OM eist cel voor schieten op agenten in Winterswijk

Eileilthya

Agenten staan doodsangsten uit, één agent raakt lichtgewond als hij wordt beschoten, een jonge vrouw wordt zwaargewond afgevoerd nadat ze door een politiekogel is getroffen. "Een zaak met alleen maar verliezers", zo kenschetst de officier van justitie de strafzaak die voortvloeit uit een poging afpersing en een schietpartij op 9 december 2018 in Winterswijk. Drie verdachten, een 23-jarige man en een 26-jarige vrouw uit Winterswijk en een 27-jarige man uit Apeldoorn, stonden vandaag terecht voor de meervoudige kamer.
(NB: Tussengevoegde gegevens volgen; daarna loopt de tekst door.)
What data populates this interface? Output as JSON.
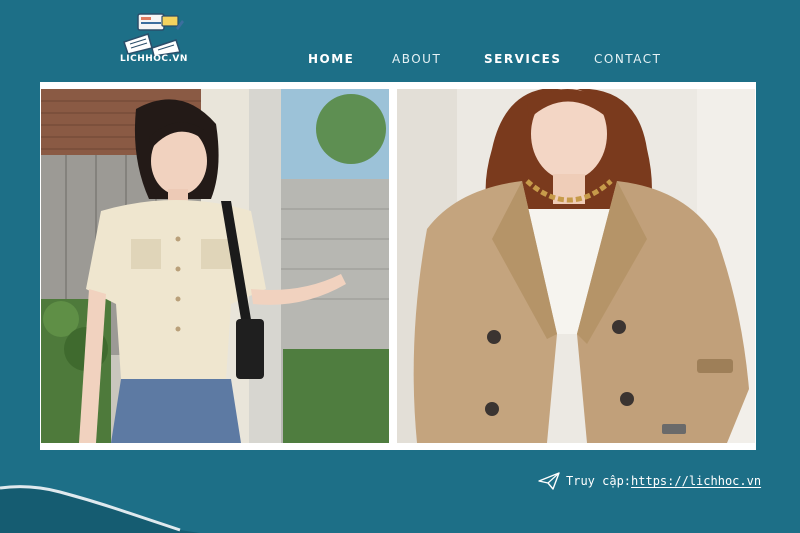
{
  "logo": {
    "text": "LICHHOC.VN",
    "icon": "open-book-logo-icon"
  },
  "nav": {
    "items": [
      {
        "label": "HOME",
        "bold": true
      },
      {
        "label": "ABOUT",
        "bold": false
      },
      {
        "label": "SERVICES",
        "bold": true
      },
      {
        "label": "CONTACT",
        "bold": false
      }
    ]
  },
  "photos": {
    "left": {
      "icon": "photo-cream-knit-cardigan"
    },
    "right": {
      "icon": "photo-beige-trench-blazer"
    }
  },
  "footer": {
    "icon": "paper-plane-icon",
    "prefix": "Truy cập: ",
    "url": "https://lichhoc.vn"
  },
  "colors": {
    "background": "#1d6f87",
    "frame": "#ffffff",
    "text": "#ffffff"
  }
}
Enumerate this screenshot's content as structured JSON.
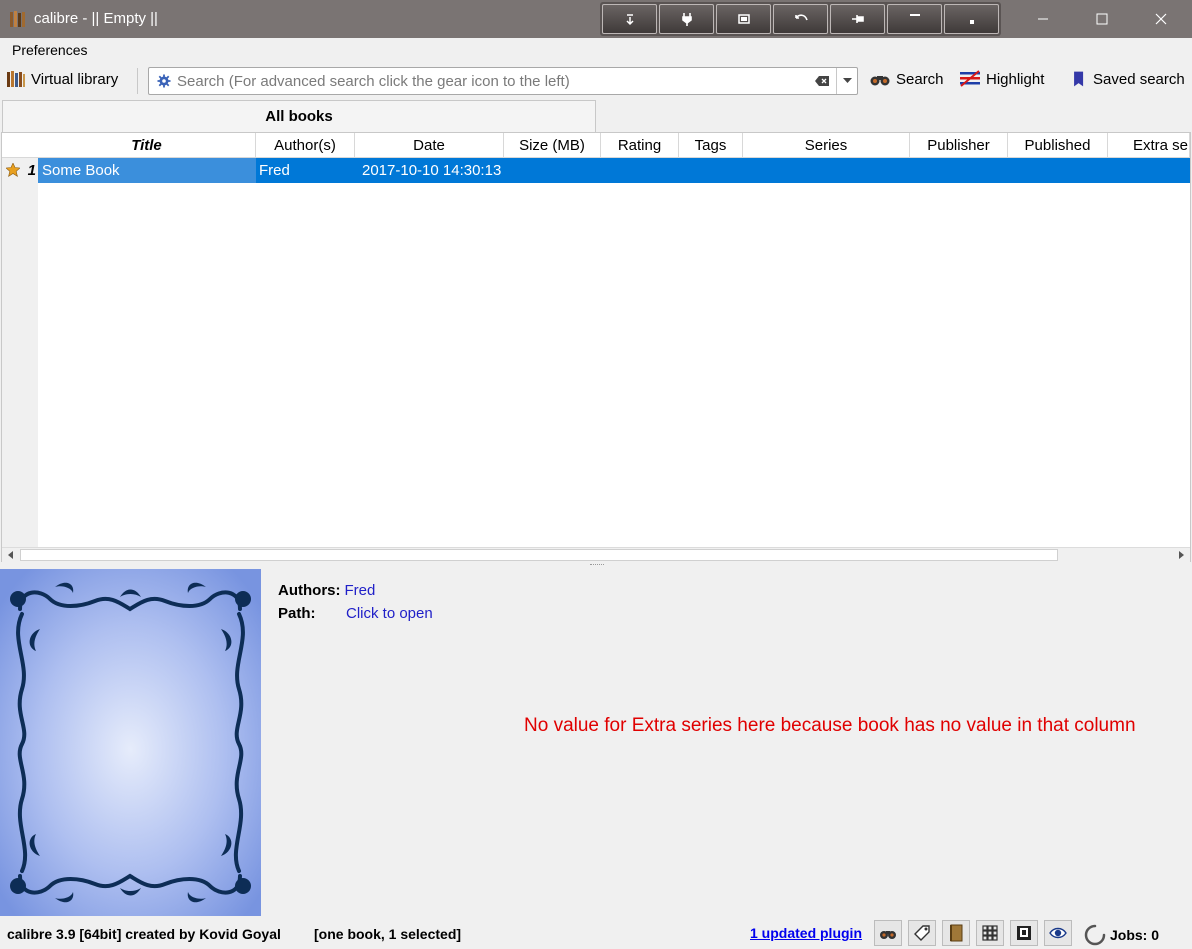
{
  "window": {
    "title": "calibre - || Empty ||",
    "icon": "calibre-library-icon",
    "controls": [
      "minimize-icon",
      "maximize-icon",
      "close-icon"
    ]
  },
  "menu": {
    "preferences": "Preferences"
  },
  "toolbar": {
    "virtual_library": "Virtual library",
    "search_placeholder": "Search (For advanced search click the gear icon to the left)",
    "search_button": "Search",
    "highlight_button": "Highlight",
    "saved_search_button": "Saved search"
  },
  "tabs": {
    "active": "All books"
  },
  "table": {
    "columns": [
      "Title",
      "Author(s)",
      "Date",
      "Size (MB)",
      "Rating",
      "Tags",
      "Series",
      "Publisher",
      "Published",
      "Extra series"
    ],
    "sorted_column": "Title",
    "rows": [
      {
        "num": "1",
        "title": "Some Book",
        "author": "Fred",
        "date": "2017-10-10 14:30:13",
        "selected": true
      }
    ]
  },
  "details": {
    "authors_label": "Authors:",
    "authors_value": "Fred",
    "path_label": "Path:",
    "path_value": "Click to open",
    "annotation": "No value for Extra series here because book has no value in that column"
  },
  "statusbar": {
    "version": "calibre 3.9 [64bit] created by Kovid Goyal",
    "selection": "[one book, 1 selected]",
    "plugin_link": "1 updated plugin",
    "jobs": "Jobs: 0"
  },
  "colors": {
    "titlebar": "#7a7473",
    "selection": "#0078d7",
    "annotation": "#e00000",
    "link": "#2020c8"
  }
}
Even na middernacht op 9 december 2018 komt er bij de meldkamer van de politie in Oost-Nederland een melding binnen van een vernieling aan de Keizersdwarsweg in Winterswijk. Bij een flatwoning zou een ruzie hebben plaatsgevonden tussen de bewoners en twee mannen. Daarbij zouden de twee mannen hebben gedreigd, een ruit hebben ingeslagen en om geld hebben geschreeuwd. De mannen vertrekken weer, maar dreigen terug te komen met een wapen.

Er gaan twee politieagenten ter plaatse. Terwijl zij in gesprek zijn met de bewoners, lijkt het erop dat de bedreigers terugkeren. Eén politieagent loopt via de galerij naar het trappenhuis. Daar ziet hij een wapen op zich gericht, hoort een schot en voelt dat hij geraakt is. Hierop lost de agent enkele schoten. Ook de tweede agent loopt de galerij op. Hij hoort zijn collega om hulp roepen, en hoort kogels afketsen op de muren. Ook deze agent lost enkele schoten. Uit onderzoek is gebleken dat de twee mannen bij hun terugkeer in gezelschap waren van een vrouw, die door een politiekogel wordt geraakt. Het drietal vlucht, maar kan kort erna worden aangehouden.

Volgens de officier van justitie waren de 23-jarige man uit Winterswijk en de 27-jarige man uit Apeldoorn betrokken bij de poging afpersing, die vooraf ging aan het schietincident. De 23-jarige man zou het schot hebben gelost, waardoor de politieman werd geraakt. Het OM beschouwt dit als een poging doodslag; het schot op het bovenlichaam had dodelijk kunnen zijn. "Het dragen van een steekwerend vest heeft waarschijnlijk het leven van de agent gered", aldus de officier van justitie.

De 27-jarige man heeft naar het oordeel van het OM een dusdanige rol gehad bij de agressie tegen de agenten, dat hij als medepleger van de poging doodslag kan worden gezien. Tot slot wordt aan de twee mannen én aan de vrouw verboden wapenbezit ten laste gelegd. Bij de vrouw thuis werden een demper en patronen aangetroffen die horen bij het gebruikte wapen.

De officier van justitie rekent de mannen de poging doodslag zwaar aan en wijst daarbij op de enorme gevaarzetting: "Er is op redelijk korte afstand in een smalle en donkere galerij op personen geschoten. De doodangst waarin de agenten verkeerden, is invoelbaar", aldus de officier van justitie. Omdat de agenten zich kunnen beroepen op noodweer, was het gebruik van het dienstwapen rechtmatig.

Het OM vindt voor de 23-jarige man een gevangenisstraf van acht jaar passend. Hij zou aan de politieagenten een schadevergoeding van in totaal 17.500 euro moeten betalen, en aan de slachtoffers van de poging afpersing ruim 10.000 euro.

De 27-jarige man hoorde ook een gevangenisstraf van acht jaar tegen zich eisen, en betaling van de schadevergoeding voor de slachtoffers van de poging afpersing.

Het OM acht niet bewezen dat de vrouw een aandeel heeft gehad in de poging doodslag op de agenten. Getuigen verklaren dat de vrouw probeerde de mannen te weerhouden. De vrouw zou voor het verboden wapenbezit een voorwaardelijke gevangenisstraf van zes maanden moeten krijgen.